OK a little update / emo dump. Thanks for listening and the man / lady hugs.
Since I last updated this thread a lot of really nice things happened. Most importantly I got my wife home Tues. Getting her back to familiar surroundings has really helped her.
It’s been an emotional rollercoaster.
The good stuff:-
– Follow up calls from her GP
– Follow up calls from the Macmillan concerning her cognitive / speech therapy
– Support from FGK Jr’s school after we told them what was going on
– Overwhelming support from friends and family
I went into work Weds. Tie a few things up. Talk to my team tell them what’s going on. It’s a small / medium company so I went to talk to the Director amongst other responsibilities is HR, ‘take as much time as you need, we know you won’t take the piss’. Good enough for me. Big relief.
The big thing that is so tough is my wife. She’s in there somewhere. Sometimes it’s absolutely her in front of me. Other times it’s someone like her but her best and worst traits are absolutely exaggerated. There is no middle any more. At least she recognises me and my son. When we walk to the school bus stop in the morning she can absolutely pull it off with other parents conversationally like no-one would know anything is wrong – although most know her diagnosis. She can steer the conversation in a way that she can talk about stuff that won’t trip her up.
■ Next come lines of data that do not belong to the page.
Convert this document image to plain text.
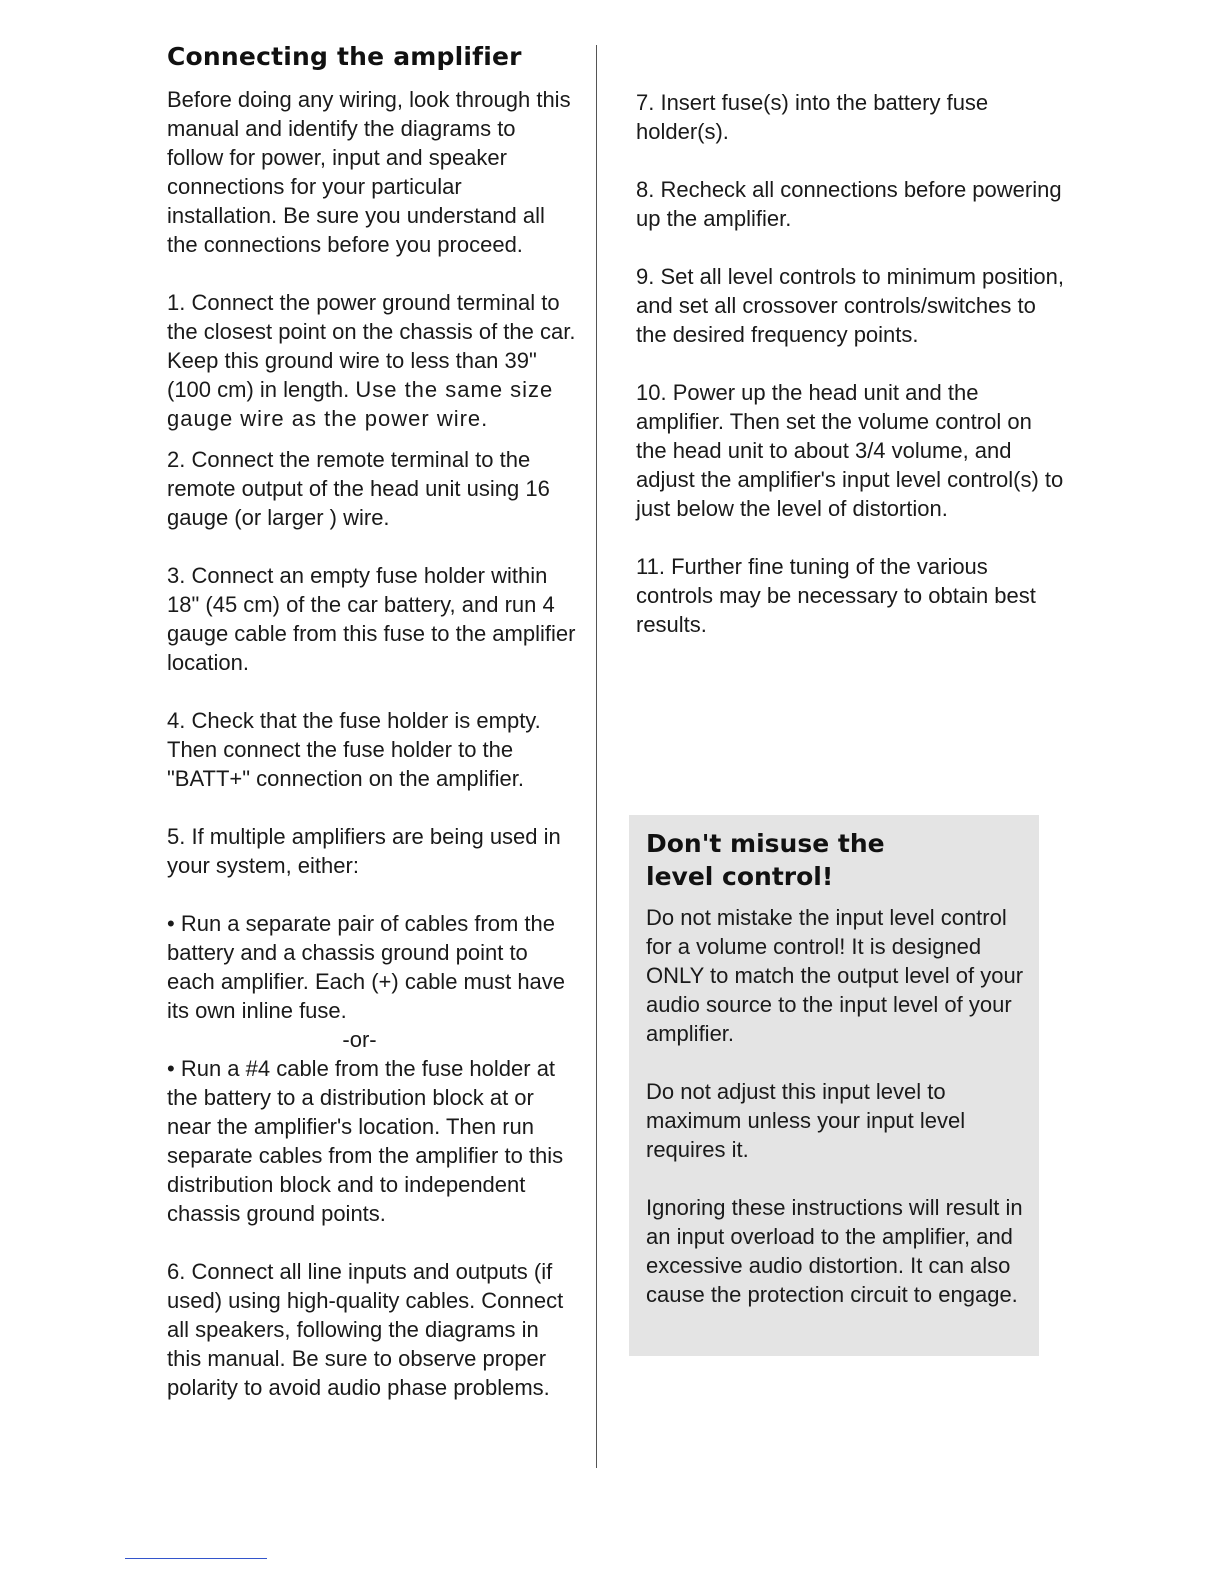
Connecting the amplifier

Before doing any wiring, look through this manual and identify the diagrams to follow for power, input and speaker connections for your particular installation. Be sure you understand all the connections before you proceed.

1. Connect the power ground terminal to the closest point on the chassis of the car. Keep this ground wire to less than 39" (100 cm) in length. Use the same size gauge wire as the power wire.

2. Connect the remote terminal to the remote output of the head unit using 16 gauge (or larger ) wire.

3. Connect an empty fuse holder within 18" (45 cm) of the car battery, and run 4 gauge cable from this fuse to the amplifier location.

4. Check that the fuse holder is empty. Then connect the fuse holder to the "BATT+" connection on the amplifier.

5. If multiple amplifiers are being used in your system, either:

• Run a separate pair of cables from the battery and a chassis ground point to each amplifier. Each (+) cable must have its own inline fuse.

-or-

• Run a #4 cable from the fuse holder at the battery to a distribution block at or near the amplifier's location. Then run separate cables from the amplifier to this distribution block and to independent chassis ground points.

6. Connect all line inputs and outputs (if used) using high-quality cables. Connect all speakers, following the diagrams in this manual. Be sure to observe proper polarity to avoid audio phase problems.

7. Insert fuse(s) into the battery fuse holder(s).

8. Recheck all connections before powering up the amplifier.

9. Set all level controls to minimum position, and set all crossover controls/switches to the desired frequency points.

10. Power up the head unit and the amplifier. Then set the volume control on the head unit to about 3/4 volume, and adjust the amplifier's input level control(s) to just below the level of distortion.

11. Further fine tuning of the various controls may be necessary to obtain best results.

Don't misuse the
level control!

Do not mistake the input level control for a volume control! It is designed ONLY to match the output level of your audio source to the input level of your amplifier.

Do not adjust this input level to maximum unless your input level requires it.

Ignoring these instructions will result in an input overload to the amplifier, and excessive audio distortion. It can also cause the protection circuit to engage.
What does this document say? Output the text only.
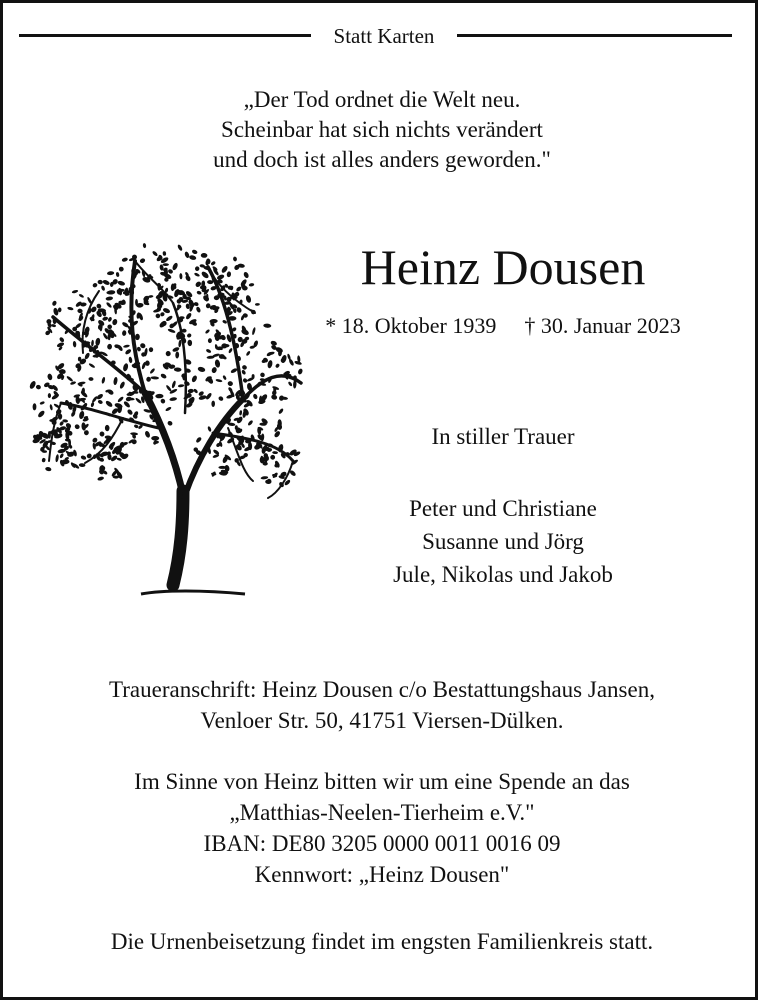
Statt Karten
„Der Tod ordnet die Welt neu.
Scheinbar hat sich nichts verändert
und doch ist alles anders geworden."
Heinz Dousen
* 18. Oktober 1939 † 30. Januar 2023
In stiller Trauer
Peter und Christiane
Susanne und Jörg
Jule, Nikolas und Jakob
Traueranschrift: Heinz Dousen c/o Bestattungshaus Jansen,
Venloer Str. 50, 41751 Viersen-Dülken.
Im Sinne von Heinz bitten wir um eine Spende an das
„Matthias-Neelen-Tierheim e.V."
IBAN: DE80 3205 0000 0011 0016 09
Kennwort: „Heinz Dousen"
Die Urnenbeisetzung findet im engsten Familienkreis statt.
But we get home, she’s exhausted, and barely making sense.
And then she gets frustrated, because she knows she’s not communicating great, and anxious about a little thing, and we’ll talk about that same thing that I’ve sorted for 6, 7, 8 I don’t know how many times. I smile and say it’s sorted and then we talk about the same thing again. Which is heart-breaking and exhausting.
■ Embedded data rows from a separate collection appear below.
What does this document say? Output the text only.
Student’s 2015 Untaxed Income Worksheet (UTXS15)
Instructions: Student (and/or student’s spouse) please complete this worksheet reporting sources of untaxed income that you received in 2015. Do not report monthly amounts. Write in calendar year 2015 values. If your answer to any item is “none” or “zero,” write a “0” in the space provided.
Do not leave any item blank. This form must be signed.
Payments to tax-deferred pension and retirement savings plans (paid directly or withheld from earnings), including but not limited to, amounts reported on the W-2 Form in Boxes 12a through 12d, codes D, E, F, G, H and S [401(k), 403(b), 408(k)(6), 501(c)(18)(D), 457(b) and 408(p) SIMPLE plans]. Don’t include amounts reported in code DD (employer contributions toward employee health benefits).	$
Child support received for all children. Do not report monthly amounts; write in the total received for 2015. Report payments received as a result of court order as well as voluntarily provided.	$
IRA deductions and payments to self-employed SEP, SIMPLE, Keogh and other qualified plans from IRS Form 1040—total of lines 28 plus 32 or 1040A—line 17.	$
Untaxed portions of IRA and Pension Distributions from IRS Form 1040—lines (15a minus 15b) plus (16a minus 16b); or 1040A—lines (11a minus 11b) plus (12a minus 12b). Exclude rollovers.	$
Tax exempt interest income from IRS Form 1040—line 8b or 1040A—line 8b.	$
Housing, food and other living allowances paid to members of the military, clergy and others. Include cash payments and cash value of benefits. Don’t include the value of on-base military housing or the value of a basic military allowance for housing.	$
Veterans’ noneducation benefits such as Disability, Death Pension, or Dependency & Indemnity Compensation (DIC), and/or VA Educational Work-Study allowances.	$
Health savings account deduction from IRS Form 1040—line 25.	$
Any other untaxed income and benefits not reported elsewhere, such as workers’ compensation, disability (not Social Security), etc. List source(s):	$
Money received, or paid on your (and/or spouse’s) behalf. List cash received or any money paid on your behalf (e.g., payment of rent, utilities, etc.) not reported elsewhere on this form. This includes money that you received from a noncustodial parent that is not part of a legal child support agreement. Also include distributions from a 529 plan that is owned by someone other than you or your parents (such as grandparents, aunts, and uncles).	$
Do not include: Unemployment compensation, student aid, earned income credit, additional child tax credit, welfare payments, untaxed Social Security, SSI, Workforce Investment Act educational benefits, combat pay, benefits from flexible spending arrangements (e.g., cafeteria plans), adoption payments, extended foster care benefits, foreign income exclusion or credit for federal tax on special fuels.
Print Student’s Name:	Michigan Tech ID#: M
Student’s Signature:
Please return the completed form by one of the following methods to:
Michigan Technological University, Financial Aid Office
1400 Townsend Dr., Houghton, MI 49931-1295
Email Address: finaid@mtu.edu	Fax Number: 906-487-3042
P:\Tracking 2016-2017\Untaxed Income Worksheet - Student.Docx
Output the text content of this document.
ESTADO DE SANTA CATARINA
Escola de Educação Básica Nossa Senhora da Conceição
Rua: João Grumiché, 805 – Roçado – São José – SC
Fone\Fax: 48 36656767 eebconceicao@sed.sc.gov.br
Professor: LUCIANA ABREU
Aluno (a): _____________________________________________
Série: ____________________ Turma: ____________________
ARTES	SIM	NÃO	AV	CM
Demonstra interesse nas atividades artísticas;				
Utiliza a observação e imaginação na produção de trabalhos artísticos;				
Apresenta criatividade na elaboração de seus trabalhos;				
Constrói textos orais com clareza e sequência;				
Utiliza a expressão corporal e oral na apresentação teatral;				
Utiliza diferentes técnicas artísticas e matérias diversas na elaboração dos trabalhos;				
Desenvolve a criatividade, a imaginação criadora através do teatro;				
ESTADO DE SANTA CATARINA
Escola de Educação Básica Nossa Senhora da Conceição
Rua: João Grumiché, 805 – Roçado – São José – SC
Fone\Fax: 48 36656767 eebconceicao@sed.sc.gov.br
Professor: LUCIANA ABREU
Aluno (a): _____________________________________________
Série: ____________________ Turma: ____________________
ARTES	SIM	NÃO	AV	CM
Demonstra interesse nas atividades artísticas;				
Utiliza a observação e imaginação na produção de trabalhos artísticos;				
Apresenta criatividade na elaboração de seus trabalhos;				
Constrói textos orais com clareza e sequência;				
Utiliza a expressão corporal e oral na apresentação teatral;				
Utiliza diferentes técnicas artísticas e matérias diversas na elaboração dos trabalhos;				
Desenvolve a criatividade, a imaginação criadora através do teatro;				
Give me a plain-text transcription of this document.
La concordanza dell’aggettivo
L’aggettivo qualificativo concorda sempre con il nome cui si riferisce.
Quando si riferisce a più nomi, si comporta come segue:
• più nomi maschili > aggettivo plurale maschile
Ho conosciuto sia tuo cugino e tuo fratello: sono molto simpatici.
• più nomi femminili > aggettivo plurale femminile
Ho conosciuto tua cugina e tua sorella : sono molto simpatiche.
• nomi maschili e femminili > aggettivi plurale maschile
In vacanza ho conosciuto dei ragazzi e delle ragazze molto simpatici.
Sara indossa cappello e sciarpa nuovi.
She’s really self-aware. We can have a laugh when she can’t communicate things well. She’s called my son ‘daddy’. Children are parents. Parents are children. She’s asked us to tell her when she gets things wrong so we do. With a smile.
The simplest tasks take a long time. I could just crack on and do them myself. But she doesn’t want to feel like she’s useless or unwanted. So I go along with this, until it’s time she needs a rest, or frustration gets the better of her, or me. So I do it anyway. Decisions like what’s for lunch or evening meal aren’t happening they are up to me.
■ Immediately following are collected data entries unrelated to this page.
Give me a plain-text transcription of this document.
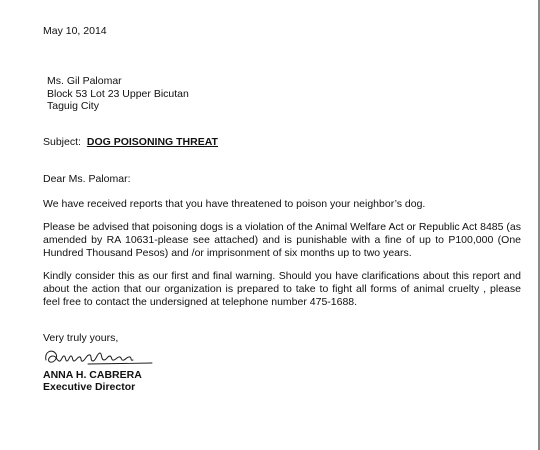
May 10, 2014
Ms. Gil Palomar
Block 53 Lot 23 Upper Bicutan
Taguig City
Subject: DOG POISONING THREAT
Dear Ms. Palomar:
We have received reports that you have threatened to poison your neighbor’s dog.
Please be advised that poisoning dogs is a violation of the Animal Welfare Act or Republic Act 8485 (as amended by RA 10631-please see attached) and is punishable with a fine of up to P100,000 (One Hundred Thousand Pesos) and /or imprisonment of six months up to two years.
Kindly consider this as our first and final warning. Should you have clarifications about this report and about the action that our organization is prepared to take to fight all forms of animal cruelty , please feel free to contact the undersigned at telephone number 475-1688.
Very truly yours,
ANNA H. CABRERA
Executive Director
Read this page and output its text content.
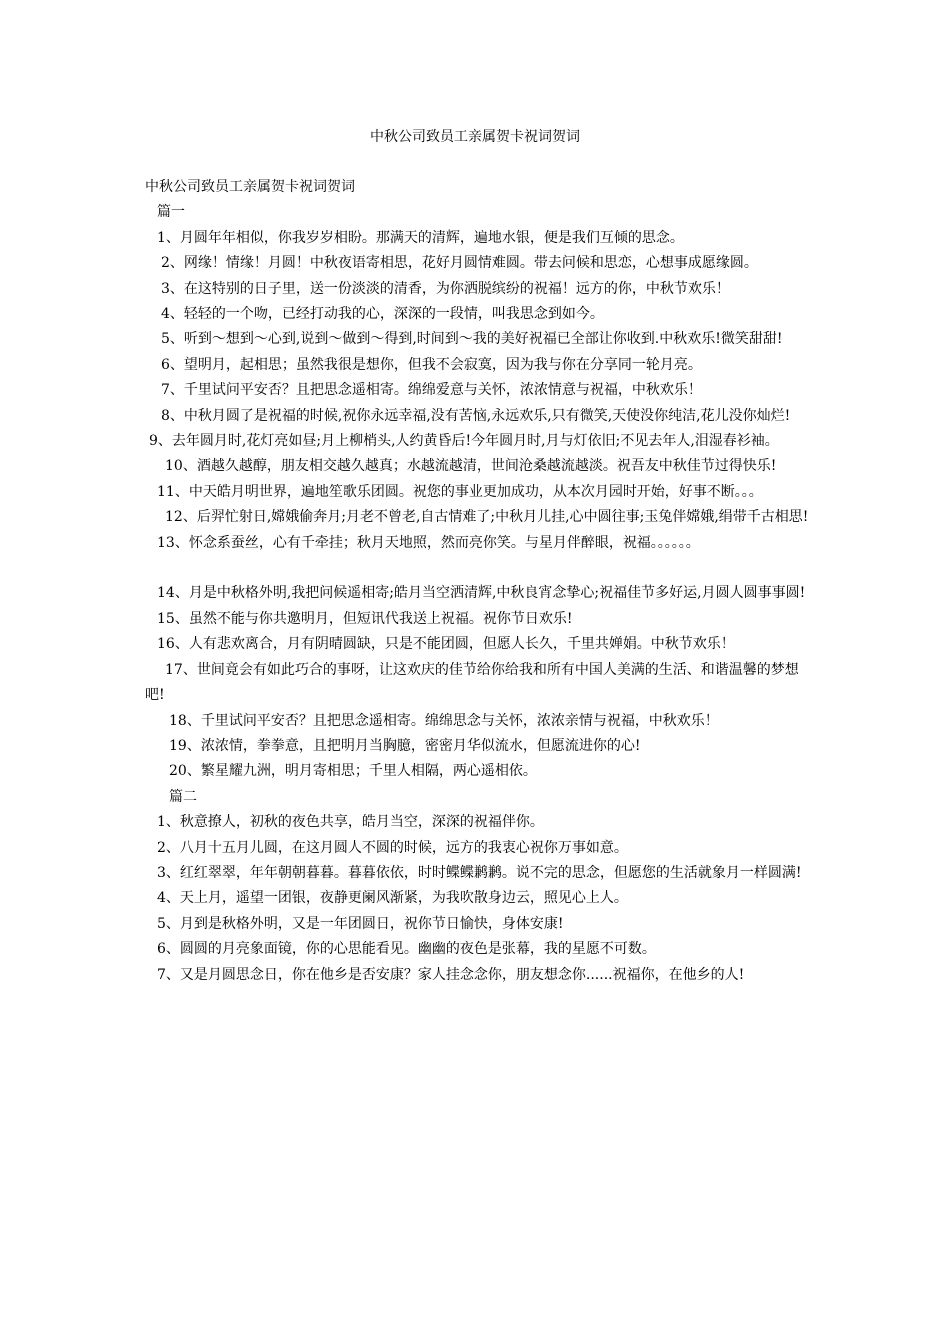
中秋公司致员工亲属贺卡祝词贺词

中秋公司致员工亲属贺卡祝词贺词

篇一

1、月圆年年相似，你我岁岁相盼。那满天的清辉，遍地水银，便是我们互倾的思念。

2、网缘！情缘！月圆！中秋夜语寄相思，花好月圆情难圆。带去问候和思恋，心想事成愿缘圆。

3、在这特别的日子里，送一份淡淡的清香，为你洒脱缤纷的祝福！远方的你，中秋节欢乐！

4、轻轻的一个吻，已经打动我的心，深深的一段情，叫我思念到如今。

5、听到～想到～心到,说到～做到～得到,时间到～我的美好祝福已全部让你收到.中秋欢乐!微笑甜甜!

6、望明月，起相思；虽然我很是想你，但我不会寂寞，因为我与你在分享同一轮月亮。

7、千里试问平安否？且把思念遥相寄。绵绵爱意与关怀，浓浓情意与祝福，中秋欢乐！

8、中秋月圆了是祝福的时候,祝你永远幸福,没有苦恼,永远欢乐,只有微笑,天使没你纯洁,花儿没你灿烂!

9、去年圆月时,花灯亮如昼;月上柳梢头,人约黄昏后!今年圆月时,月与灯依旧;不见去年人,泪湿春衫袖。

10、酒越久越醇，朋友相交越久越真；水越流越清，世间沧桑越流越淡。祝吾友中秋佳节过得快乐!

11、中天皓月明世界，遍地笙歌乐团圆。祝您的事业更加成功，从本次月园时开始，好事不断。。。

12、后羿忙射日,嫦娥偷奔月;月老不曾老,自古情难了;中秋月儿挂,心中圆往事;玉兔伴嫦娥,绢带千古相思!

13、怀念系蚕丝，心有千牵挂；秋月天地照，然而亮你笑。与星月伴醉眼，祝福。。。。。。

14、月是中秋格外明,我把问候遥相寄;皓月当空洒清辉,中秋良宵念挚心;祝福佳节多好运,月圆人圆事事圆!

15、虽然不能与你共邀明月，但短讯代我送上祝福。祝你节日欢乐!

16、人有悲欢离合，月有阴晴圆缺，只是不能团圆，但愿人长久，千里共婵娟。中秋节欢乐！

17、世间竟会有如此巧合的事呀，让这欢庆的佳节给你给我和所有中国人美满的生活、和谐温馨的梦想吧!

18、千里试问平安否？且把思念遥相寄。绵绵思念与关怀，浓浓亲情与祝福，中秋欢乐！

19、浓浓情，拳拳意，且把明月当胸臆，密密月华似流水，但愿流进你的心!

20、繁星耀九洲，明月寄相思；千里人相隔，两心遥相依。

篇二

1、秋意撩人，初秋的夜色共享，皓月当空，深深的祝福伴你。

2、八月十五月儿圆，在这月圆人不圆的时候，远方的我衷心祝你万事如意。

3、红红翠翠，年年朝朝暮暮。暮暮依依，时时鲽鲽鹣鹣。说不完的思念，但愿您的生活就象月一样圆满!

4、天上月，遥望一团银，夜静更阑风渐紧，为我吹散身边云，照见心上人。

5、月到是秋格外明，又是一年团圆日，祝你节日愉快，身体安康!

6、圆圆的月亮象面镜，你的心思能看见。幽幽的夜色是张幕，我的星愿不可数。

7、又是月圆思念日，你在他乡是否安康？家人挂念念你，朋友想念你......祝福你，在他乡的人!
Today was new bike day for my son. He’s now riding a medium sized adult bike. My wife and I went to the not so LBS about 30 miles away. It’s a nice town, we had a mooch, a coffee, did normal shit like we did before she got diagnosed. Picked the bike up and surprised my son with it when he got home. A new bike day is a good day right? It was nice to do some normal stuff today.
I’m very aware I need some me time. I’m gonna find that time soon.
Sooo much stuff I could say. I’m glad I haven’t had time for the ‘what if’ thoughts or time to Google brain tumours. Monday we have an appointment to talk to Jr’s teachers. But they’ve been excellent already, calling to ask if Jr was aware of the diagnosis (he is), and arranging a ‘wellbeing appointment’ for him at school on Monday.
Then Tues / Weds we wait for the call from the experts to understand what next…
I’m not a big drinker these days. Fridays / Saturdays mostly nowadays. I allowed myself 3 bottles of IPA tonight. Sorry if I’m rambling. Thanks for listening.